日本では学生のアルバイトは一般的であるが、中国ではそうではない。
最近、中国の名門大学である浙江(セッコウ)大学の博士後期課程に在籍する孟偉(メン・ウェイ)さんがフードデリバリーの配達員をしている動画がネット上で話題となり、中国最大のQ&Aサイト「知乎」(チフー)(Yahoo!知恵袋のようなもの)では閲覧回数が700万回に達した。孟偉さんは学業成績が優秀で、浙江大学控制学院の博士後期課程で学んでいるのにも関わらず、なぜフードデリバリーの配達員をしているのか?なぜ母校に申し訳ないと言ったのか?今までどのような人生を歩んできたのか?など、ネット上では多くの質問が寄せられている。

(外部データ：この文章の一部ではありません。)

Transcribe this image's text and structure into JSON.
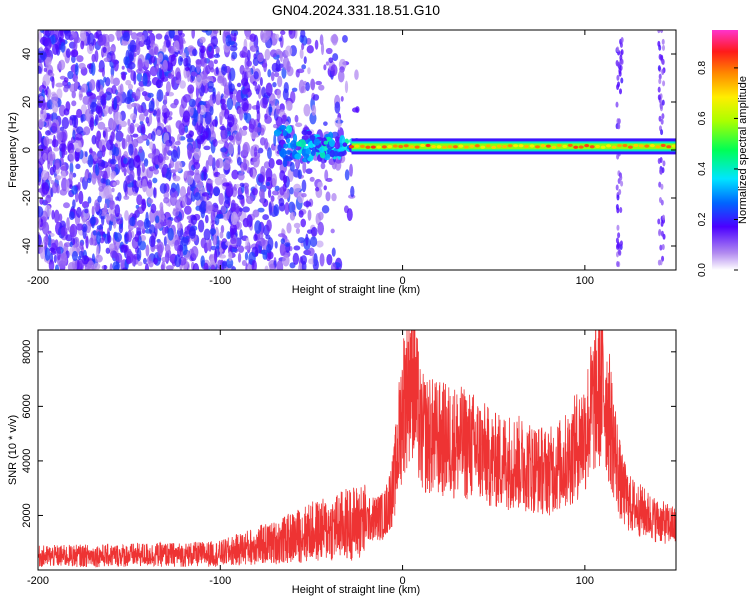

中国のニュース配信サービス「上遊新聞」によると、浙江大学のウェイボー(微博中国版Twitterの様なSNS)公式アカウントでは、孟偉さんが大学院生の学習をサポートする非常勤講師、G20サミットでの優秀ボランティア、浙江大学優秀党員、浙江大学優秀学生トップ10などの輝かしい経歴をもつことがわかった。こうした輝かしい経歴と「8年間では学位を取得できず、フードデリバリーの配達員」現在の彼の姿に多くの人が驚いている。
孟偉さんがネット上に公開した短編動画を見ると、2014年に彼は浙江大学控制学院の学部修士博士課程の8年コースへ推薦入学し、卒業予定日は2019年6月だったが、現在も「在学中」となっている。
孟偉さんは3年生の初め頃から気分が塞ぎ込むようになった。彼の状況を察知して、当時指導教官から修士課程への転向を提案されたが受け入れることができなかった。周囲の学生と自分自身を比べ、他の学生は人生の正しい道を進んで行くのに、自分だけが身動きが取れず、ずっと同じ場所にいるようで、毎日不安だけが押し寄せて来た。
2021年には、生まれたばかりの彼の息子が病気になり、急にお金が必要になったためアルバイトでフードデリバリーの配達をするようになった。当時、息子が生まれて10日後、爆発性心筋炎と診断され、丸2ヶ月にもおよぶICUでの治療で、医療費は一日2万元(約40万円)にのぼる時もあり、経済的な重圧に押し潰されそうだった。
孟偉さんは、息子の医療費を稼ぐことができ、比較的自由に時間を使え学業も両立できることからフードデリバリーの配達員を選んだ。同時に、3年以内に学位論文を提出し博士号を取得する夢も諦めておらず、限られた時間の中で勉学に励んでいる。
フードデリバリーの配達員をしていることがネット上で話題になり、様々な誹謗中傷を受け孟偉さんは自分の動画アカウントで「申し訳ありません。浙江大学に恥をかかせてしまった」と頭を下げて謝罪した。
孟偉さんは、自分の事を「職歴がなく、30歳になっても学業を修了しておらず、学士号しか持っていない人」と表現し、これは決して私だけが唯一の例ではなく、現状では私のような人が社会に出るのは非常に難しいと述べている。
孟偉さんの現状に対して、多くのネットユーザーが「謝る必要はない」、「子供や家族のために、自分の労働でお金を稼ぐことは何も恥じることはない」と励ましの言葉をかけている。その他にも「この出来事は感動的なようでいて、どうしようもなく胸が痛む」、「学んだことを実際に役立てることができず非常に残念。このまま配達員を続けるのはもったいない」、「問題の本質は、博士課程の学生が配達員をしていることではなく、なぜ配達員より収入の多い職業を見つけられないのかということだ。学校のせいなのか?社会にハイエンドの人材は必要ないのか? いったい誰のために博士号を出しているのか」などネット上には多くのコメントが寄せられている。
博士課程学生は、知性と能力の象徴として誰もが羨み、科学と経済の発展にとってなくてはならない存在だ。現時点で、中国の博士課程の学生数は80万人に達している。
中国の公式サイトにおいて「博士課程学生に対する国家奨学金支給基準のさらなる引き上げに関する財政教育部の通知」が発表され、博士課程学生に対する補助金が年間12,000元から15,000元(約24万円~30万円)へ引き上げられた。さらに、博士課程学生は、指導教官の研究プロジェクトに参加することで、大学から補助金や奨励金を受け取ることができる。博士課程学生補助金政策は現在、重点大学で既に実施されており、一部の重点大学では、博士課程学生の生活費を最大6,000元(約12万円)まで補助している。 学んだ知識を役立てることは、博士課程学生と社会にとって共通の願いとなっている。
中国のみならず、優秀な学生達に明るい未来があることを期待したい。